Attention-Based Emotion Classification with Template-Based Decision Support
Ziyi Jiang - 101266200 Zhimei Li - 101258414
This project builds an emotion classification system for short English texts. Given a sentence, the system predicts one of six emotions, highlights the words that influenced the prediction using attention weights, and provides a short piece of structured judge-style guidance based on the result.
Two models are compared:
BiGRU + Masked Pooling (baseline) BiGRU + Attention (proposed)
The attention model achieves similar classification performance to the baseline but adds interpretability — you can see which words the model focused on when making a prediction.
6 emotion classes: sadness, joy, love, anger, fear, surprise
We use the Kaggle Emotions dataset.
About 400k short English texts Each text has one label (6 classes)
The data is slightly imbalanced. For example, joy and sadness appear more often than love and surprise.

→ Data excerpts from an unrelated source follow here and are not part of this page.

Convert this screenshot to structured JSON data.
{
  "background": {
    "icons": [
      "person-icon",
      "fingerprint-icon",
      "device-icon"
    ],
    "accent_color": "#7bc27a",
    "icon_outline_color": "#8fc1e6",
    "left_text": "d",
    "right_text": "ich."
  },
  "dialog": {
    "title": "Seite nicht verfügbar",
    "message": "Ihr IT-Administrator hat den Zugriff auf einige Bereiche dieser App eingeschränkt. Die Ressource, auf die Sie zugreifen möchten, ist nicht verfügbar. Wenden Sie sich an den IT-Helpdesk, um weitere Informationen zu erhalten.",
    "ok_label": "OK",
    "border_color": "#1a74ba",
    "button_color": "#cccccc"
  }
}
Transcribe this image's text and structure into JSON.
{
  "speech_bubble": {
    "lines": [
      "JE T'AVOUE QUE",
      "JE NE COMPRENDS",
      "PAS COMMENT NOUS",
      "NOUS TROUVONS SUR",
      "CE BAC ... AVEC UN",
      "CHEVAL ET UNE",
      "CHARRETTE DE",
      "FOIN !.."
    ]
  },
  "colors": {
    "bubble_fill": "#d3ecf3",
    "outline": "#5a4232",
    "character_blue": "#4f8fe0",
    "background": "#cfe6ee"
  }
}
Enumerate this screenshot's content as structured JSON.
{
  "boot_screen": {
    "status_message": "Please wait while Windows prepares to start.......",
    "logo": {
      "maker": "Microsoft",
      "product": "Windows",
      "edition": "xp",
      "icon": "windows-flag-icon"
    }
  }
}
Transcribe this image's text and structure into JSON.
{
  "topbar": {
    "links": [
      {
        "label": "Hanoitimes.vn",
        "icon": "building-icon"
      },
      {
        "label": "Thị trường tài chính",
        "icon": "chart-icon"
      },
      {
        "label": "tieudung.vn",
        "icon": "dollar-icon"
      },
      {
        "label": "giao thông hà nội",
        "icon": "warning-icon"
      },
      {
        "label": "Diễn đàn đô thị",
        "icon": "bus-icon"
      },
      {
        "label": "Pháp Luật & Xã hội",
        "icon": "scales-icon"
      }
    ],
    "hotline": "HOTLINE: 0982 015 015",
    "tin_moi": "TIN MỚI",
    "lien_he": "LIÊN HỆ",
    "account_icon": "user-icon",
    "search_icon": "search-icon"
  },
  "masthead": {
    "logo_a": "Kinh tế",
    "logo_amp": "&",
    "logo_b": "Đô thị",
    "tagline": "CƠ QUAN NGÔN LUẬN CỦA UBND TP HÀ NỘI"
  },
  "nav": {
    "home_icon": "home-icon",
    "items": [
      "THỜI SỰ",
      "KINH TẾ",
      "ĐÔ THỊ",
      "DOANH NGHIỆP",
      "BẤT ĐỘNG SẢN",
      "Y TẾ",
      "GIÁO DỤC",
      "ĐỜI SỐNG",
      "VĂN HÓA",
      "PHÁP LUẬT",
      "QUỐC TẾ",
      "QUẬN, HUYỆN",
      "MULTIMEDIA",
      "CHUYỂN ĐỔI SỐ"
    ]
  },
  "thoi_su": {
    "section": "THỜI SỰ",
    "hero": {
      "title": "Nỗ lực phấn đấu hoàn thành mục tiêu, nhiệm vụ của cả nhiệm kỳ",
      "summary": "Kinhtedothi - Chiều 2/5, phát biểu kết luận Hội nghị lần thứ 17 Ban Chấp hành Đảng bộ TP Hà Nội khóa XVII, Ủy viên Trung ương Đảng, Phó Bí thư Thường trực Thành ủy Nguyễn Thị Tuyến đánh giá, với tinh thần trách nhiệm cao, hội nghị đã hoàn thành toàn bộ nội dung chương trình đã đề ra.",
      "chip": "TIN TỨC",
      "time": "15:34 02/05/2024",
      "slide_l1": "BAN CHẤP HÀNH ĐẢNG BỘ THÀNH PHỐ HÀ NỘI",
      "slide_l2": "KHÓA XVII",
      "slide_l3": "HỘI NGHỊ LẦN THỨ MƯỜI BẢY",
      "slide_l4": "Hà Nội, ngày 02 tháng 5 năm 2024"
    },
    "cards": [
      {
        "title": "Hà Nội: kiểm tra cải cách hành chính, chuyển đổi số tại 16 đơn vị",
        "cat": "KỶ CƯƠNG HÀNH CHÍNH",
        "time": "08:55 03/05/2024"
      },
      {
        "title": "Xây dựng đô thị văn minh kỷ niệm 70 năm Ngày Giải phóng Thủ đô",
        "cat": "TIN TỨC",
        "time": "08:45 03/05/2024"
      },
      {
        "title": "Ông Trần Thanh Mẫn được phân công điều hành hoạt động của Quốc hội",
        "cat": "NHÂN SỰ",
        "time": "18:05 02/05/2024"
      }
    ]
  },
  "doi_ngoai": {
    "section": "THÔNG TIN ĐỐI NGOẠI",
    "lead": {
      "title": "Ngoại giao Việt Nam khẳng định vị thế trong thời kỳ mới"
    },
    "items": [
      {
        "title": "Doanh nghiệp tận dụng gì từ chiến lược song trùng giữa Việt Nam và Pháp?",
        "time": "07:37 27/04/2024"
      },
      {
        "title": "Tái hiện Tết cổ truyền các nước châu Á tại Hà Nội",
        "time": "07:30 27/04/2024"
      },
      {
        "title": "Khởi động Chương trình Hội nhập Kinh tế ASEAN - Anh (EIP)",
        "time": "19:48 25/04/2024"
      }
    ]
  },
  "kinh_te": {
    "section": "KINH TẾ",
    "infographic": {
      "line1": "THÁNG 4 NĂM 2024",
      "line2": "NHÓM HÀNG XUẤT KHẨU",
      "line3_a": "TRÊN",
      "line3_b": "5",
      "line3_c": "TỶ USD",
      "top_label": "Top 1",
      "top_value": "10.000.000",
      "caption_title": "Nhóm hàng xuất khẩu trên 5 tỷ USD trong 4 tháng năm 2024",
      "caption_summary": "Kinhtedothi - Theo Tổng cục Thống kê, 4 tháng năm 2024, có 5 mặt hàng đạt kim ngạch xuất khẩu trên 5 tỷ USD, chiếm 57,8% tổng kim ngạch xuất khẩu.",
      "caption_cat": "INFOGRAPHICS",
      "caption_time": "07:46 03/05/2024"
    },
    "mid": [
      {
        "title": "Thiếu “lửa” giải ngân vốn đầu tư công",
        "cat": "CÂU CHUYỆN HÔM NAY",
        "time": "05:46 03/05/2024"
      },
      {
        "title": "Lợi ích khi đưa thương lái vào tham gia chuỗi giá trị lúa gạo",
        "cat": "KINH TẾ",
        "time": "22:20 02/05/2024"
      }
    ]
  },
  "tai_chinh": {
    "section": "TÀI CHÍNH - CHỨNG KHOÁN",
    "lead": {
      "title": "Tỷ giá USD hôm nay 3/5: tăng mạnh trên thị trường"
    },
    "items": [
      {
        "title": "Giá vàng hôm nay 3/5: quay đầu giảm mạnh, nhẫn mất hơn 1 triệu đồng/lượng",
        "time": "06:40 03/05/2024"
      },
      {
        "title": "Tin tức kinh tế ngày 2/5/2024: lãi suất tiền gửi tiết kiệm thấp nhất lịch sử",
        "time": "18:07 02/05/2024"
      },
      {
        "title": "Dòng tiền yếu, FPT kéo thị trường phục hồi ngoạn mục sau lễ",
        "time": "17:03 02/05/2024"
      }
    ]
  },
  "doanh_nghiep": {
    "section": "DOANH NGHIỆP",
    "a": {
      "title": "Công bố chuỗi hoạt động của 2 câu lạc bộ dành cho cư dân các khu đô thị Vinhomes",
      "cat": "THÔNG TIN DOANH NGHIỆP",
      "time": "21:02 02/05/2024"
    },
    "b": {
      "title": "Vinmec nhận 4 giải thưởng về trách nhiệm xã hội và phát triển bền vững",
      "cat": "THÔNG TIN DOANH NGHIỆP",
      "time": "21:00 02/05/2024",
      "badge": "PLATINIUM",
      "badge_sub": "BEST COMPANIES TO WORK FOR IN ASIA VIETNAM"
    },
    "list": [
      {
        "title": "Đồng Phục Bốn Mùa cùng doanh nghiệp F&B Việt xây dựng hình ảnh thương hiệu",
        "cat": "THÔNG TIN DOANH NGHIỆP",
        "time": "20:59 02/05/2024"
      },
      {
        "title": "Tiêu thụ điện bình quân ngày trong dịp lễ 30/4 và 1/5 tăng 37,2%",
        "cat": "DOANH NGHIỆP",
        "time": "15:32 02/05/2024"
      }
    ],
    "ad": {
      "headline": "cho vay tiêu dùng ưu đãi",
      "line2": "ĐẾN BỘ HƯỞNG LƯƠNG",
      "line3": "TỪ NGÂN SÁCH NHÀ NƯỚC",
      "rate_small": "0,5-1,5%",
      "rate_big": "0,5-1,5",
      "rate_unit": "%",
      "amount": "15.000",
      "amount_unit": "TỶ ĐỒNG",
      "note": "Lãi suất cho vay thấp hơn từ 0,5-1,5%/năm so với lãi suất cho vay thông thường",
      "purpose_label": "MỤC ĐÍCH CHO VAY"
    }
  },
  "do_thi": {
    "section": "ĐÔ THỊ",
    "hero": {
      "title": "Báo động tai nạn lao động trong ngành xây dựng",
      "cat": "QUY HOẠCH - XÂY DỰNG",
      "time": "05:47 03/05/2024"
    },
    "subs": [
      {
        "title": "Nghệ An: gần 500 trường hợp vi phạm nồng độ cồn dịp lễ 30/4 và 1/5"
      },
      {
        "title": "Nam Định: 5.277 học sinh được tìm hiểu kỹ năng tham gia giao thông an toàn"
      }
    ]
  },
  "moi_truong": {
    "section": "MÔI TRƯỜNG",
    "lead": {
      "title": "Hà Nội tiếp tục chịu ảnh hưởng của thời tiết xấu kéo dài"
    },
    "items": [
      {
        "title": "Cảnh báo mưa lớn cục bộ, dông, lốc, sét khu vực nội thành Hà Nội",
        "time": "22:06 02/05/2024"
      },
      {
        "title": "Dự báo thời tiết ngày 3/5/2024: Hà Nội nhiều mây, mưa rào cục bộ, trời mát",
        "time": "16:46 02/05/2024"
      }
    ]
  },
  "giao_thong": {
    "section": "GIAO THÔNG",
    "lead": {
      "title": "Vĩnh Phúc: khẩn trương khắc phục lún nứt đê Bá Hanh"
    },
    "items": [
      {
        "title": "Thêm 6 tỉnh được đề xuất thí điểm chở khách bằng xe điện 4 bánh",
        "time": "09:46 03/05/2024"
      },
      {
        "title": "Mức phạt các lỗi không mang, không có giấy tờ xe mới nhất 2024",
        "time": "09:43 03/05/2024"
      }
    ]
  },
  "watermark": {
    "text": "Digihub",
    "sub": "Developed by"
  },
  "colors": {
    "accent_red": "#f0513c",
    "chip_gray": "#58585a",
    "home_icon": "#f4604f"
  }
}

Before training, we do a few simple steps:
- convert text to lowercase
- remove URLs and mentions
- clean special characters
- tokenize text into words
- pad or truncate to fixed length
- BiGRU (Baseline)
- word embeddings
- bidirectional GRU
- mean + max pooling
- linear classifier
- BiGRU + Attention
- same BiGRU encoder
- additive attention layer
- weighted sum of hidden states
- classifier
The attention layer helps the model focus on important words.
-
Setup: pip install -r requirements.txt
-
Train both models: python src/train.py --model baseline --epochs 30 --data data/emotions.csv python src/train.py --model attention --epochs 30 --data data/emotions.csv
-
Evaluate and compare: python src/evaluate.py --compare --data data/emotions.csv
-
Run the interactive demo: python src/demo.py --model attention
-
Then type a sentence like: I feel really sad and alone I am so frustrated with everything right now I am scared of what will happen next
src/ preprocess.py — text cleaning, vocabulary, train/val/test split, guidance templates dataset.py — PyTorch Dataset and DataLoader model.py — BiGRUBaseline and BiGRUAttention model definitions train.py — training loop with early stopping evaluate.py — test set evaluation, confusion matrix, model comparison predict.py — single-text prediction logic demo.py — interactive command-line demo utils.py — shared utilities (metrics, plotting, checkpointing)
data/ emotions.csv — Kaggle emotions dataset (not tracked in git)
outputs/ — model checkpoints, plots (not tracked in git)